More Workers, Slower Progress? Why More Isn’t Always Better for CPU-Bound Celery Tasks

Recently, I was wrestling with some performance issues on my Django website. I’m using Celery to handle background tasks, specifically processing uploaded images using OCR via Tesseract. Initially, things seemed to run smoothly with a few concurrent uploads. However, as the number of simultaneous image uploads increased, the processing time for each file ballooned dramatically, and the server’s CPU would spike to 100%. It was a classic case of “more should be better” turning into “more is definitely worse.”

After some digging and a lot of log analysis (thanks, journalctl!), and of course testing, I realized the culprit: CPU-bound tasks and excessive Celery worker processes.

The Nature of CPU-Bound Tasks

The image processing task, heavily reliant on Tesseract for OCR, is what I call a CPU-bound task. This means that the task’s execution time is primarily limited by the processing power of the server’s CPU. The task spends most of its time performing calculations and computations, rather than waiting for I/O operations like network requests or disk reads.

Think of it like trying to assemble flat-pack furniture. If you have one set of instructions and one person, it takes a certain amount of time. If you have two people and two sets of instructions, you can likely finish in roughly half the time (assuming no major coordination issues).

The Pitfall of Too Many Workers

Now, imagine having five people trying to work on the same set of instructions simultaneously. They’ll constantly be bumping into each other, arguing about who gets to use the screwdriver next, and generally wasting a lot of effort on coordination rather than actual assembly.

This is analogous to what was happening with the Celery workers. By default (or through some initial configuration), Celery was spinning up a number of worker processes. On a 4-core CPU Ubuntu server, I’m seeing five Celery worker processes trying to tackle the CPU-intensive OCR tasks concurrently.

While the operating system tries to share the CPU time among these processes, the constant switching between them (context switching) introduces significant overhead. Each process has to load its state into the CPU, perform a small amount of work, and then get swapped out for another process. When you have more processes vying for CPU time than you have actual CPU cores, this context switching becomes the bottleneck. The CPU ends up spending more time managing the workers than actually executing the OCR.
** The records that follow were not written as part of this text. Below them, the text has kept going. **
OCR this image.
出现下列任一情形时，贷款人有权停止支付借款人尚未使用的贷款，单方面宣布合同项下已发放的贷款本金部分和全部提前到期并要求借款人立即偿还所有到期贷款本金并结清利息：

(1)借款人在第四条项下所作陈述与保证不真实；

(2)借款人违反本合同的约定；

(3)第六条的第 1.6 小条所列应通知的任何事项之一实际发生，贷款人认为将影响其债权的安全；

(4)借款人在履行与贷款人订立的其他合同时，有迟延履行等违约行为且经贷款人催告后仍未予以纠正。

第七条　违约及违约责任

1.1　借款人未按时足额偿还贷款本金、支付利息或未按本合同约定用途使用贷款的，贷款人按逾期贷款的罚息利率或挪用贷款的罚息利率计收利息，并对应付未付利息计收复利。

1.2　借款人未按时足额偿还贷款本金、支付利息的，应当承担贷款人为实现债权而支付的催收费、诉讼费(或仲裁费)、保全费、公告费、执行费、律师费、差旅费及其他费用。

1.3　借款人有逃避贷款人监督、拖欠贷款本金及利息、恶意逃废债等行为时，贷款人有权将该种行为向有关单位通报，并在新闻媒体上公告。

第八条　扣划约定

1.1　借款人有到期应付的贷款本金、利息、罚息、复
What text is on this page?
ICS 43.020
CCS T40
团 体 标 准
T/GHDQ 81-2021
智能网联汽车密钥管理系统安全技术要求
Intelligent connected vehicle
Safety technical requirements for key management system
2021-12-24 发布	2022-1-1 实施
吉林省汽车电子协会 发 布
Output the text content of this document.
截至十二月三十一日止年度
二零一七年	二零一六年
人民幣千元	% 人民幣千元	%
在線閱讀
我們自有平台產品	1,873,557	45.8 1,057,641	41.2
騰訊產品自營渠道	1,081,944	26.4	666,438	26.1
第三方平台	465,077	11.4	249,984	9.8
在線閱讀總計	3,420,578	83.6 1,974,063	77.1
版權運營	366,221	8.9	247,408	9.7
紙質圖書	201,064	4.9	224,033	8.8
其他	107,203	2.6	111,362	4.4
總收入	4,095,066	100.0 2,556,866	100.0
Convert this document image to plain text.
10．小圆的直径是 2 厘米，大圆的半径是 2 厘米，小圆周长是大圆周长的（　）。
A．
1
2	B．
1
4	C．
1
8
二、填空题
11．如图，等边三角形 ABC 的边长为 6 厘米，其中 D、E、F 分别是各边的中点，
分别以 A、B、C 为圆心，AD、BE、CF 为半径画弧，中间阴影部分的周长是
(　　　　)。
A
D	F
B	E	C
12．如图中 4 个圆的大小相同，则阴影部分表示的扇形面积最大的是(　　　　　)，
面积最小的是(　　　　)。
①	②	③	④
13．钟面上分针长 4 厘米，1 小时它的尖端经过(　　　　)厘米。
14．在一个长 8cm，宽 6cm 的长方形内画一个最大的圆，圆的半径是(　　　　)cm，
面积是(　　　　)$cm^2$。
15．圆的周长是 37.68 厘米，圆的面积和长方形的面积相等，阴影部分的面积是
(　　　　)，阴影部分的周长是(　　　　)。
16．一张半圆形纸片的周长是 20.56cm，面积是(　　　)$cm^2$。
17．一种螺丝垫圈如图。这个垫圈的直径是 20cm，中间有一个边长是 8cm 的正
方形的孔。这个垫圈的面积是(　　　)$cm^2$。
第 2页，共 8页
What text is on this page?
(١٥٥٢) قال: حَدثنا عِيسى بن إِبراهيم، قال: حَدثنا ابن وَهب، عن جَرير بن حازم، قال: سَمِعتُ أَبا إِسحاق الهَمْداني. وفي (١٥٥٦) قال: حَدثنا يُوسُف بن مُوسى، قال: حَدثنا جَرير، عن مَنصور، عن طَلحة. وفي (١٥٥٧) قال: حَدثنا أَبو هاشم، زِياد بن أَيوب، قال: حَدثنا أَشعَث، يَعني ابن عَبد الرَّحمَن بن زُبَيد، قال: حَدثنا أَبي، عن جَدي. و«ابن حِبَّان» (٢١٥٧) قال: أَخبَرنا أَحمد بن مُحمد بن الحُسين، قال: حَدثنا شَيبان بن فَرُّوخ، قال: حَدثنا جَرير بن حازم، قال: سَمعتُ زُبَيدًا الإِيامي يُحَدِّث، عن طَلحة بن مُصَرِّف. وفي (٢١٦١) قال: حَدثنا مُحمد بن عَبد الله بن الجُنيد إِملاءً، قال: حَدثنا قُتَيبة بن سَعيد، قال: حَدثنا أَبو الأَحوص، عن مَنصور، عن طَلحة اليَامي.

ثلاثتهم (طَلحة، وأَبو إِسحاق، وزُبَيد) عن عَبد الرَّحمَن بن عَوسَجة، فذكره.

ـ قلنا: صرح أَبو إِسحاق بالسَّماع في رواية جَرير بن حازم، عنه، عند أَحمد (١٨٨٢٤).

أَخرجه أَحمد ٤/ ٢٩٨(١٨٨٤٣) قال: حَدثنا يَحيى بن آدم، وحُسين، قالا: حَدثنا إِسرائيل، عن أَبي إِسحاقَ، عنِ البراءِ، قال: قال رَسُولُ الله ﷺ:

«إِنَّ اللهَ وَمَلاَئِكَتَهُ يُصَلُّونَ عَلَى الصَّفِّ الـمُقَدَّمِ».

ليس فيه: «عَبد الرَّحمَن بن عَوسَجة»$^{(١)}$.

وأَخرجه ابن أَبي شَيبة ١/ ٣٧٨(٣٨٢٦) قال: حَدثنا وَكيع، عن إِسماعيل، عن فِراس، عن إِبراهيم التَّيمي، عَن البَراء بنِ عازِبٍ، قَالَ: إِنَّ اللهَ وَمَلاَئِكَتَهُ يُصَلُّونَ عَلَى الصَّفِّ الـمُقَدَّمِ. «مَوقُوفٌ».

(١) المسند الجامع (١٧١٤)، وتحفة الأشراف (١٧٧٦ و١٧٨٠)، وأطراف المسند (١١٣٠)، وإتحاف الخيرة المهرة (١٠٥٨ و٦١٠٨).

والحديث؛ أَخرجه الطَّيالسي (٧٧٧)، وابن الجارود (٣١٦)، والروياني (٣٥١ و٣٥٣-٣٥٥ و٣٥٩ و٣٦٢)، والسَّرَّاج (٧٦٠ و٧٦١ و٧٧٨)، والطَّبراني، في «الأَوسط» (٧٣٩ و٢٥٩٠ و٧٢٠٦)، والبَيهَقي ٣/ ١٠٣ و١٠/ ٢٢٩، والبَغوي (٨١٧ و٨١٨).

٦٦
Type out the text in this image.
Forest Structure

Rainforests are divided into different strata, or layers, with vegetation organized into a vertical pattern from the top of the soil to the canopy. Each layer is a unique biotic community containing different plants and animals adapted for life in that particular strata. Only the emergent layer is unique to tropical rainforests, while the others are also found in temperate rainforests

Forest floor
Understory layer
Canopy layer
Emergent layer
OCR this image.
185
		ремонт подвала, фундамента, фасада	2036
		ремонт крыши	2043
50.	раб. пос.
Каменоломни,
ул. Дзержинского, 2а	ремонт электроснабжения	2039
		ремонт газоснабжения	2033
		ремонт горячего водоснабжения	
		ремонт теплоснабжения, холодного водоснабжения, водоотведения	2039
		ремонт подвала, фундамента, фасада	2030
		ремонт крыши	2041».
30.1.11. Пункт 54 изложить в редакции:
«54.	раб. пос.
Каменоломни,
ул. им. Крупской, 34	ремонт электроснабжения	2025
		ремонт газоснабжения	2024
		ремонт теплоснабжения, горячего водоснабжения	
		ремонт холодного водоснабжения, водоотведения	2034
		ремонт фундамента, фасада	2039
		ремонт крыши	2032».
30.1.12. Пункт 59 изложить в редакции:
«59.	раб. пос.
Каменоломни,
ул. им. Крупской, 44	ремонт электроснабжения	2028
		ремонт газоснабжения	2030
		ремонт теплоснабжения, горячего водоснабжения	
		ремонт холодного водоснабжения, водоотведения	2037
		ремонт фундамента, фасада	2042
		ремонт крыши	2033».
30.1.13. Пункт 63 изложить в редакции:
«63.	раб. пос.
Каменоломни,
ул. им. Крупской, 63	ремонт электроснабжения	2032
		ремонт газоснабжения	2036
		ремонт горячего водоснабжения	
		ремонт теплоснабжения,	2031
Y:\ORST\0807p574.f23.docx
This explained why processing a single image might take just a few seconds when the system was relatively idle, but when multiple uploads hit simultaneously, each task would take minutes, and the CPU would be maxed out just trying to juggle the overloaded workers.

The Solution: Limiting Concurrency

The fix was surprisingly simple: limit the number of Celery worker processes to be closer to the number of available CPU cores. I achieved this by modifying the Celery systemd service file to include the -c or --concurrency option.

Here’s the snippet from the updated service file:

[Service]
# ... other configurations ...
ExecStart=/home/public_html/django/folder/bin/celery -A project worker --loglevel=info -c 1
# ...

By setting -c 1, I instructed Celery to run only two worker processes. On the 4-core machine, this allows for better utilization of the CPU without excessive context switching. I found that this significantly improved the processing time for concurrent uploads and kept the CPU utilization at a much more manageable level.

Key Takeaways

  • Identify your task type: Understand whether your Celery tasks are CPU-bound or I/O-bound.
  • CPU-bound tasks benefit from concurrency close to the number of CPU cores: More workers than cores can lead to performance degradation due to context switching overhead.
  • Use the -c or --concurrency option: Control the number of Celery worker processes to optimize for your specific workload and server resources.
  • Monitor your system: Keep an eye on CPU utilization and task processing times to fine-tune your Celery worker configuration.

In conclusion, while the idea of more workers might seem intuitively better for handling more concurrent tasks, it’s crucial to consider the nature of those tasks. For CPU-bound operations like OCR, aligning the number of workers with your CPU core count is often the key to achieving optimal performance and preventing your server from being overwhelmed.